Tennis Elbow

“Tennis elbow” is a common term used to describe a condition caused by repetitive use of arm and forearm muscles that subsequently results in elbow pain. You don’t have to be a tennis player to get this, but the term came into use because mostly tennis players suffer from this problem.

Tennis elbow or lateral epicondylitis is a condition that produces severe, burning pain over the bone at the side of the elbow. It is generally caused by either abrupt or subtle injury of the muscle and tendon area around the outside of the elbow.

Some common symptoms of tennis elbow include:

  • Recurring pain on the outside of your upper forearm, just below the bend of your elbow.
  • Pain gets worse when shaking hands or bending your arm.
  • Pain is made worse by stabilizing or moving the wrist with force. Examples include lifting, using tools, opening jars, or even handling simple utensils such as a toothbrush or knife and fork.
  • Difficulty in writing or gripping small objects, such as pen.

Tennis Elbow Treatment

The patient can go for combination of treatments to get rid of this problem over a period of time.
What can the athlete do?

  • Apply cold packs or ice to the elbow (15 mins up to six times a day). This will help reduce pain and inflammation if present.
  • Taking complete rest plays an important role in fast healing of this injury.
  • Wear a brace or support to protect the tendon whilst healing and strengthening, particularly when returning to playing tennis.

What can a sports injury specialist or doctor do?
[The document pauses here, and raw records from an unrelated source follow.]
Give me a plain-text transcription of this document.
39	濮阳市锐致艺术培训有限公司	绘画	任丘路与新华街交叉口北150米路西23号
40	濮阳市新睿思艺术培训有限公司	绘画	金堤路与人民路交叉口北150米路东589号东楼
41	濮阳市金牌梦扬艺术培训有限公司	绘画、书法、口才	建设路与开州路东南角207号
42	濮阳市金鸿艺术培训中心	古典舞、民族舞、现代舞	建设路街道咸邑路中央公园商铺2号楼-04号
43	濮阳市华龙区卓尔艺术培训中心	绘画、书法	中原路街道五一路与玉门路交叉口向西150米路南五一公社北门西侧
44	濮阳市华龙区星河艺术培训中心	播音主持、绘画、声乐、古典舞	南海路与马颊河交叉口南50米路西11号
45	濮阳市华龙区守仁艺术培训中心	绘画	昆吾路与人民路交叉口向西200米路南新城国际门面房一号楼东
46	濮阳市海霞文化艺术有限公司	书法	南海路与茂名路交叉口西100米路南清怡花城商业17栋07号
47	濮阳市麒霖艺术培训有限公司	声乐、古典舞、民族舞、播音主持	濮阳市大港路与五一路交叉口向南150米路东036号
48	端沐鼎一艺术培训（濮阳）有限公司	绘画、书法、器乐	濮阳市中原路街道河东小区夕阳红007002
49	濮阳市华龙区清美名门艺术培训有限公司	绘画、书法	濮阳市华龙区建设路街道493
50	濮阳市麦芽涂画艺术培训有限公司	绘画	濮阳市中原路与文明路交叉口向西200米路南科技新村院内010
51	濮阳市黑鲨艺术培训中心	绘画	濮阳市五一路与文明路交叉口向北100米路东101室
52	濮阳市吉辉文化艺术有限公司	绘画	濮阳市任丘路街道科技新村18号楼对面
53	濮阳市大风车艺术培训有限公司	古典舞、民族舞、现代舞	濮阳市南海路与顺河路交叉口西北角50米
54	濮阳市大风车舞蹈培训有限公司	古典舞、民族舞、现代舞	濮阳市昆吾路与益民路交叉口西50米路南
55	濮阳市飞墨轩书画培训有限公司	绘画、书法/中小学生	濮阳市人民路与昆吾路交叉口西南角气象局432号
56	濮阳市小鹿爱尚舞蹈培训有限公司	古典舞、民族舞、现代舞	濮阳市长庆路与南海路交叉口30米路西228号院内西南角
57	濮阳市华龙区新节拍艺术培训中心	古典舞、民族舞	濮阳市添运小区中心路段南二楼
  • Advise on pain control such as nonsteroidal anti-inflammatory drugs like Ibuprofen.
  • Apply ultrasound or laser treatment to help reduce pain and inflammation as well as stimulate healing.
  • Use manual therapy treatments such as massage therapy, myofacial release and/or transverse friction techniques across the tendon.
  • Acupuncture is an effective treatment for tennis elbow as it has shown positive results.
  • Advise on rehabilitation to return the athlete to full fitness.
  • Provide advice on neural stretching exercises if nerve tissue involvement is suspected.
  • Identify and correct any predisposing factors which lead to the onset of tennis elbow. Get advice from your tennis coach with regards to your backhand technique, grip and racket size.
  • Operate – if conservative treatments have failed for about a year then you can consider this option.